Whole Grain Pasta with Pumpkin, Kale, & Sundried Tomatoes:
Yields 8 servings
1# gluten free penne ( I used Jovial brand)
1, 15 oz can pumpkin puree (NOT pie filling, use 100% pure packed pumpkin)
1 bunch black Kale, sliced into 1" ribbons
1/4 cup sundried tomatoes, finely chopped
2 TB buttermilk (or cream, sour cream, plain yogurt, creme fraiche...)
1/4 cup low-sodium vegetable broth
1/4 cup Pecorino cheese, grated
2 oz Chevre
1/4 cup sliced almonds
1 1/2 tsp salt
1 tsp freshly ground black pepper
1/2 tsp red chile flakes
1) Preheat the oven to 350 degrees. Bring a large pot of water to a boil. Salt the water generously. Add the pasta and cook until al dente, about 8-10 minutes.

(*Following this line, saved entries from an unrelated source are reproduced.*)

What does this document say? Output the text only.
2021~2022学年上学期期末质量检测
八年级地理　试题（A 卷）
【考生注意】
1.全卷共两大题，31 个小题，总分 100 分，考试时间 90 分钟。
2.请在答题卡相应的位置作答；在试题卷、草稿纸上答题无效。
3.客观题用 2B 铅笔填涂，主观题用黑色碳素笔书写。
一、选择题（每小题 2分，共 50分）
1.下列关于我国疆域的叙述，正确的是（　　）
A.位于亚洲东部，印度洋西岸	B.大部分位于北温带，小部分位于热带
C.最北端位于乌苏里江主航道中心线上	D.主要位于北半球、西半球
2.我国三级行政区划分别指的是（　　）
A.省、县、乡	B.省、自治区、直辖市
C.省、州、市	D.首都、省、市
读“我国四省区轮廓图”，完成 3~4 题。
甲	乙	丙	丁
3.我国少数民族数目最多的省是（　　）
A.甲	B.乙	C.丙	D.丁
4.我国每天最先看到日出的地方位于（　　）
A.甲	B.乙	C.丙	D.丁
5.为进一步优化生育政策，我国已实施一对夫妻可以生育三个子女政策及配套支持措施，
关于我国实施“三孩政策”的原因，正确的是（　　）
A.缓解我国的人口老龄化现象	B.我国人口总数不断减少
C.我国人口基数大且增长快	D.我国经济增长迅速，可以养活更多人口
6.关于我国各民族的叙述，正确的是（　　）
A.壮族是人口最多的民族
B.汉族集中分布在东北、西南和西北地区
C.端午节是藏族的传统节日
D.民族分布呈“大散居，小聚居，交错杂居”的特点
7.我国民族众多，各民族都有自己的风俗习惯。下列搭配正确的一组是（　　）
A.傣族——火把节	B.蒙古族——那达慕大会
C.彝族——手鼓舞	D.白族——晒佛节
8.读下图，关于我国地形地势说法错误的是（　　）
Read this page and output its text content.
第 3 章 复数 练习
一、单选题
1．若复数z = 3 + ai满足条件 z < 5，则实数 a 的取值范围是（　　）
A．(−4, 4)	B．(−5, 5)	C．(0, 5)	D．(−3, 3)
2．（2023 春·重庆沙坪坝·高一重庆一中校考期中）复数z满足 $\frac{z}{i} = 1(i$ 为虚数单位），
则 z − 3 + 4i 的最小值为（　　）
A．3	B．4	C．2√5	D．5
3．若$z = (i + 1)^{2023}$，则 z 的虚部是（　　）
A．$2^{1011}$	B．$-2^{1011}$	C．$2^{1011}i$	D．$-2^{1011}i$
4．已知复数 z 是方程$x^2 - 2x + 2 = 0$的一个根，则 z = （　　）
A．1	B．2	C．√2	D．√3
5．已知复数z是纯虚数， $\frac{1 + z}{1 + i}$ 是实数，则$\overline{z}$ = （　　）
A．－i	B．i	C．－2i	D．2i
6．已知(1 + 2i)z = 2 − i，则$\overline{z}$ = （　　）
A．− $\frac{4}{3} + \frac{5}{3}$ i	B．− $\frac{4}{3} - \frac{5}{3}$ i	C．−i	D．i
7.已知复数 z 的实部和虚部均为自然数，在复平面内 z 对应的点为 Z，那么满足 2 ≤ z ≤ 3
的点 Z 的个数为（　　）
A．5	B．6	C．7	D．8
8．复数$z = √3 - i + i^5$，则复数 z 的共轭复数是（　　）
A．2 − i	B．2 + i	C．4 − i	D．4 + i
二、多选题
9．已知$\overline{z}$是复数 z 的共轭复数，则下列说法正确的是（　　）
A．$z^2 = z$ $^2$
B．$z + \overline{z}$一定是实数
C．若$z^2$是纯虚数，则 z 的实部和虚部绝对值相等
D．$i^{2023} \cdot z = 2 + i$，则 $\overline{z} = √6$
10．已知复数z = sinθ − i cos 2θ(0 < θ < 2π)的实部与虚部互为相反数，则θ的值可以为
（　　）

2) While the pasta is cooking, chop the kale. To soften the kale ever so slightly, I tossed it in a large bowl with about 1/2 cup of the pasta water. The heat from the water will wilt the kale while adding some starch to your sauce. In the same bowl as the kale, stir in the pumpkin, sundried tomatoes, stock, buttermilk, 2 TB grated Pecorino, salt, pepper, & red chile flakes. Mix around to combine all of the ingredients. Add the drained pasta and stir to completely coat the pasta. Lastly, stir in the chevre.
3) Pour the entire mixture into a 9" x 13" baking dish. Sprinkle the top with the remaining Pecorino cheese and the sliced almonds. Bake, uncovered, for about 40 minutes until the pasta is heated through and the top is golden brown and crunchy.